This is the beginning of the Making Learning Connected Massive Open Online Collaboration (MOOC) or the more hashtaggy #clmooc. It’s a neat summer project for educators to make, reflect, and connect using the principles of connected learning. We’ll be sharing and connecting and making things each week. This is how I’m starting out by writing something about how I make coffee every morning.
One of the constant aspects of my morning for the past many years has been coffee. Making it is a good way to start the day and I’ve gone through various methods over the years and have settled into one that works for me. Maybe it’s not perfect, but like many things it is comfortable and something I can do with very little thought. Mornings usually start early for me during the school year with the alarm going off usually around 5:30. Then it is time to get up, plug in the rice cooker and fill it with oatmeal and water and start it going. The great thing about the oatmeal is that it cooks until it is done and the rice cooker keeps it nice and warm for when it gets scooped into a bowl with some vanilla yogurt for a warm breakfast.
At first I had a drip coffee maker. A simple one with a filter basket and I’d grind the beans with a blade grinder and put them in the filter, fill the coffee maker with water and it would make a pot of coffee. That lasted for a few years and then I wanted to get a bit fancier so the next step was to start using a French press. The simple Bodum one was just the ticket. The challenge with that is that it is a bit more work to clean, but it does make good, strong coffee. It was in use constantly for a few years until a switch to a hybrid method of just a filter basket with boiling water poured over it into a carafe. Simpler and a bit less bitter than the French press. That worked well with a bit more effort, but a little less cleanup. The good thing is that it was quite simple to get going in the morning.
Then I found out about vacuum extracting coffee. The first coffee that I had made with that method a few years ago was from The Smiling Goat which has a Clover machine that makes amazing coffee using a vacuum extraction method. The coffee was great and then I saw the Bodum Santos which is a beautiful thing to behold. Two circular globes are arranged vertically with one having a glass tube that extends into the bottom carafe. They are held together with a rubber gasket and a plastic filter held in place with a spring keeps the coffee grounds in the top from going into the carafe. The carafe has water in it and you bring the water to a boil. As the temperature rises the pressure pushes the water up the tube and mixes in with the coffee grounds. As the water is almost out of the bottom you remove it from the heat and then as it cools the vacuum formed in the bottom extracts the coffee (but not the grounds as they are blocked by the filter) out of the top. Then you carefully take the top off and pour a flavourful cup of coffee.

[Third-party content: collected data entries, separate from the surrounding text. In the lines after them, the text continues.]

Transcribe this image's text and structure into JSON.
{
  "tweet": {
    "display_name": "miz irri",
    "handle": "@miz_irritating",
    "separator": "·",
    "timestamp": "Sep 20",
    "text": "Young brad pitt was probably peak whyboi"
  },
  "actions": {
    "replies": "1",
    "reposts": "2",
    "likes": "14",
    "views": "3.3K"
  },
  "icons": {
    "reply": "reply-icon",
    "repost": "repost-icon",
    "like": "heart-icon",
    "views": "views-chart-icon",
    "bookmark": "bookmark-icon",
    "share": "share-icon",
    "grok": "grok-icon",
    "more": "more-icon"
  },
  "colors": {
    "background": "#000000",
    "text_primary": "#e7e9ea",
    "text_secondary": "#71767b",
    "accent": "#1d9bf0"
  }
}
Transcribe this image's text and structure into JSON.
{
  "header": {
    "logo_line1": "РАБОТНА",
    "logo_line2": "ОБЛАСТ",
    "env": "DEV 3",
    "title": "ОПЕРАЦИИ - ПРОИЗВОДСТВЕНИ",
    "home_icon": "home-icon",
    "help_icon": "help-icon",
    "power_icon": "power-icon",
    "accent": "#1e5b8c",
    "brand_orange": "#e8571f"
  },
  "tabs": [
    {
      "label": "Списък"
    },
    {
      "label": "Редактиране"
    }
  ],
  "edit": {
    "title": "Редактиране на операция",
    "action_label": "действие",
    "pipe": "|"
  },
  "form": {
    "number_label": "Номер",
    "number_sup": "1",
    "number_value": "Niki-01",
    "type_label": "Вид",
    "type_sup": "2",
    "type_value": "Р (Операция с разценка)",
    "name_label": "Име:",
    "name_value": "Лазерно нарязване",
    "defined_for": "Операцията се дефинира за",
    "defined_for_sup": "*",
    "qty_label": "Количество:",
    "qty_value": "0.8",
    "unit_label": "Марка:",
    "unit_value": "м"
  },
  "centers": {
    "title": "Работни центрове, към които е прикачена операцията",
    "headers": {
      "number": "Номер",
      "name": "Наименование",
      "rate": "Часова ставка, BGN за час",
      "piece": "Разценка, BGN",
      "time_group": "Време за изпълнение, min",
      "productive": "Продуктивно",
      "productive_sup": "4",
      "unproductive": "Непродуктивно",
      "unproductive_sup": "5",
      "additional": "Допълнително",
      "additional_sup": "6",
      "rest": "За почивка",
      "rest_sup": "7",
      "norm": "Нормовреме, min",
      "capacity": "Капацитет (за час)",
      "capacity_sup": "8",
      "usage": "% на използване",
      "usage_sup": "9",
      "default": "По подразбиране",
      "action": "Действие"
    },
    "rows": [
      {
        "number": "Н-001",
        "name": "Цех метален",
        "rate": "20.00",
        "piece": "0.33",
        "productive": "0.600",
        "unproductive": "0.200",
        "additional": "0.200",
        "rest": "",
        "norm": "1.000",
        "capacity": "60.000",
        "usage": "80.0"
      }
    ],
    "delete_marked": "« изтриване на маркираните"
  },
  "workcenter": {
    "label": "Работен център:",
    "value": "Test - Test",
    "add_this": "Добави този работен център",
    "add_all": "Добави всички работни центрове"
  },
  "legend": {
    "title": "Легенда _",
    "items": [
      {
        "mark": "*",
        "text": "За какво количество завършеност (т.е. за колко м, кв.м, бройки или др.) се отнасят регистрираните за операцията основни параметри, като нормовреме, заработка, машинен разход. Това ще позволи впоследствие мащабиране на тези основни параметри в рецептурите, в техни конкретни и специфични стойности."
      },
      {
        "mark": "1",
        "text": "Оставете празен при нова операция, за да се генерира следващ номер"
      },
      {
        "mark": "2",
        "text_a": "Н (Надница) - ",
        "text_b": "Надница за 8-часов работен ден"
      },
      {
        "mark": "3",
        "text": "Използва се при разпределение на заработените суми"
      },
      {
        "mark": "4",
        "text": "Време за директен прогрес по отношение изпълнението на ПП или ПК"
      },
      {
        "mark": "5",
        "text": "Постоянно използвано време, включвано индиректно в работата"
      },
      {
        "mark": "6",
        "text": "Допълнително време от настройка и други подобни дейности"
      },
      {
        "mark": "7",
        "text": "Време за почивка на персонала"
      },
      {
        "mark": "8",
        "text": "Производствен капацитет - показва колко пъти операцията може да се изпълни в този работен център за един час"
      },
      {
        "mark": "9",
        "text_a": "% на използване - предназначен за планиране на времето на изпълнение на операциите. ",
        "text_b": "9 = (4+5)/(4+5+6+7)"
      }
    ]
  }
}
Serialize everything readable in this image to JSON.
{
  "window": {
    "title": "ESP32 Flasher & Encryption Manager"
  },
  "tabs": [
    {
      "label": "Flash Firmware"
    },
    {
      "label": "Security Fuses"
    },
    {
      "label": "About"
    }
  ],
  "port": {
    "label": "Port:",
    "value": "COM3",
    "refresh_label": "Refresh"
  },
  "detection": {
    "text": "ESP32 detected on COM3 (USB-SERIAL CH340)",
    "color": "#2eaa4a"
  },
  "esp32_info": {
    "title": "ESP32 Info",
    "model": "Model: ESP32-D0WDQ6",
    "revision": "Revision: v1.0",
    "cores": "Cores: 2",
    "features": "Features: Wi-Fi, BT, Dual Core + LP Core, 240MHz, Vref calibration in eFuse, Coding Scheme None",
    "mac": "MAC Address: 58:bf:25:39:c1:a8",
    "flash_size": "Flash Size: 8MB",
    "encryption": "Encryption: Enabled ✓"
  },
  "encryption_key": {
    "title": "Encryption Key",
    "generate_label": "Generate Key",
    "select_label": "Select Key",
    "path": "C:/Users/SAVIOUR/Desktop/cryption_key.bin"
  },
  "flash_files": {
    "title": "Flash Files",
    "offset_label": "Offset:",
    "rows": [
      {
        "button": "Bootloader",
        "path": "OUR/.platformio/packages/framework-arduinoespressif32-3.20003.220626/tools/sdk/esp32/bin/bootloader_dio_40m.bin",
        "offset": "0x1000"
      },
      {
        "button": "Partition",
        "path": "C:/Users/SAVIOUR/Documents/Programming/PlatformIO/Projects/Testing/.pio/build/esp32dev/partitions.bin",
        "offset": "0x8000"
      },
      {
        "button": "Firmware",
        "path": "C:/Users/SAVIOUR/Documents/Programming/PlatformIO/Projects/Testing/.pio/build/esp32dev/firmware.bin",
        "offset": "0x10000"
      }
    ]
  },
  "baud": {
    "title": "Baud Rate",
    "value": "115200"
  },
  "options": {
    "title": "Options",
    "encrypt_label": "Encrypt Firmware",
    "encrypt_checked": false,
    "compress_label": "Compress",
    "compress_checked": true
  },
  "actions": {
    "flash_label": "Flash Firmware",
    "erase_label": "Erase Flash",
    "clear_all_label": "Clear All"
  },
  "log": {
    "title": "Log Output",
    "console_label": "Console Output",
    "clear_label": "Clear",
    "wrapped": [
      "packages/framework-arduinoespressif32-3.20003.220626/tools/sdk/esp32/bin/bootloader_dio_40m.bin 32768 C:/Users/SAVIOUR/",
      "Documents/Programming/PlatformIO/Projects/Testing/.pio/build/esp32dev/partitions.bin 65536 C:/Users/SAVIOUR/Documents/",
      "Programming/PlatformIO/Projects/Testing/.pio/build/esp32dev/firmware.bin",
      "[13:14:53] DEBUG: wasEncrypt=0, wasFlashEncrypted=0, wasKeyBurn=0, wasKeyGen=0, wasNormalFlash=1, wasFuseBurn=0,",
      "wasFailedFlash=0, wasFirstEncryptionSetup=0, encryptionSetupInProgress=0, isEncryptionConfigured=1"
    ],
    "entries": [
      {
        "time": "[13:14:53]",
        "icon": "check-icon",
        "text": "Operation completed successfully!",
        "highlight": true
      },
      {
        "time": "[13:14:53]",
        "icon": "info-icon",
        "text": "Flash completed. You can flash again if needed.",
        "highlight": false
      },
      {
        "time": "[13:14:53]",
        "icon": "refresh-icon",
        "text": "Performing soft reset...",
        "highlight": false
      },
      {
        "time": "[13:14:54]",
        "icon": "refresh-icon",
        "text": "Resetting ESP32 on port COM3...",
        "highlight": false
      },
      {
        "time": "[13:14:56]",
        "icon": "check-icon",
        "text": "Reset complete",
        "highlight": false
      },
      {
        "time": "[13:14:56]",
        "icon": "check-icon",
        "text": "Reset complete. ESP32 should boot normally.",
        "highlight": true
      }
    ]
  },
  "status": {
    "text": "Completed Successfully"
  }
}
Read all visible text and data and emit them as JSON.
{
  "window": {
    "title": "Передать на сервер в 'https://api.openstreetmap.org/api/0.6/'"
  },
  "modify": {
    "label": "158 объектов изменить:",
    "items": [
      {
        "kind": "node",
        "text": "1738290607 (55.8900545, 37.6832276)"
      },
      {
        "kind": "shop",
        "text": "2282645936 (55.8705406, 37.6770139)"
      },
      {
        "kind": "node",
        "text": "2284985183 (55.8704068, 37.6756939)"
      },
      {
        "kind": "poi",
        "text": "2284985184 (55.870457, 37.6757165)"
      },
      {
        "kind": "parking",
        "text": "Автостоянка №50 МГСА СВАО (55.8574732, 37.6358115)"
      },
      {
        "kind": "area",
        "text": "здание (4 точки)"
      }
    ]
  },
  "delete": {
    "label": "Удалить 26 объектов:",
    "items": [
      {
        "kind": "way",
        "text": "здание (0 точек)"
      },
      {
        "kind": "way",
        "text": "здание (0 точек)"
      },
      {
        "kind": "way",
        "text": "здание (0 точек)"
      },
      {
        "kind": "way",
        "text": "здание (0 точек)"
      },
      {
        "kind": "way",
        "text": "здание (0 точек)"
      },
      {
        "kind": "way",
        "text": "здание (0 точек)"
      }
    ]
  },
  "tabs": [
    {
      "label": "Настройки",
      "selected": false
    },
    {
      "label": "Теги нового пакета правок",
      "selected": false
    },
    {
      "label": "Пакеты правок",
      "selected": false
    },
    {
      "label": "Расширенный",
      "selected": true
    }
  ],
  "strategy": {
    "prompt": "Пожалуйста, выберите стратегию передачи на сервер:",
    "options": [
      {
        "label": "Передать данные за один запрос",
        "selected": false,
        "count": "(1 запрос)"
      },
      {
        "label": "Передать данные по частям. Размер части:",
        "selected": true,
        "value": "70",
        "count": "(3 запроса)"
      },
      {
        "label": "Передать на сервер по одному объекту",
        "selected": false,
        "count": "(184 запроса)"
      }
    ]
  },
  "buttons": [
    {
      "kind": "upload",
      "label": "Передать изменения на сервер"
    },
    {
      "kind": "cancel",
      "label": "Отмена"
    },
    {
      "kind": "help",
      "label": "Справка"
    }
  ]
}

Vacuum extraction is my favourite method and it is the most labour-intensive one as well. You need to watch carefully as the timing is key. If you let the bottom boil dry it will break. If you don’t let it heat up enough there won’t be a good vacuum and the coffee won’t be drawn out of the top. The other challenge is that most of the apparatus is made out of glass and that is not good if you are a bit clumsy. Smooth and elegant coffee preparation is not that easy in the morning and that is why I broke my beautiful coffee maker. Thrice.
After three times with the vacuum method it was time to try something else as this couldn’t be my primary method as it was becoming a challenge not to break things. I fell back to the pourover method with a porcelain filter holder over my travel mug. Then I discovered the Clever Coffee Dripper which combines the pourover methods with a bit of the French press method. The key is a seal at the bottom of the filter basket. The seal stays in place until you put it on top of a mug which opens the bottom and allows the coffee to drain into the mug. This allows the water to stay in contact with the grounds for longer than traditional pourover, which extracts more flavour.
The standard morning routine now is to get up, get the oatmeal going, put the filter in the Clever, weigh the beans (35 - 45 g of beans), fill the kettle and turn it on. Then I hop in the shower and when I get out I pour a bit of water into the clever to wet the filter. Drain that water and grind the beans and put the grounds in the filter. Then slowly fill the basket with water and set the timer for 3 minutes and 50 seconds. Part way through I stir the grounds. Then when the time is up I put the Clever onto my travel mug if it is a work day or on a regular mug if it is not. The coffee drains out and if I am making coffee for more than one person I refill it and fill the other mug. That’s how I start every day and it works well for me.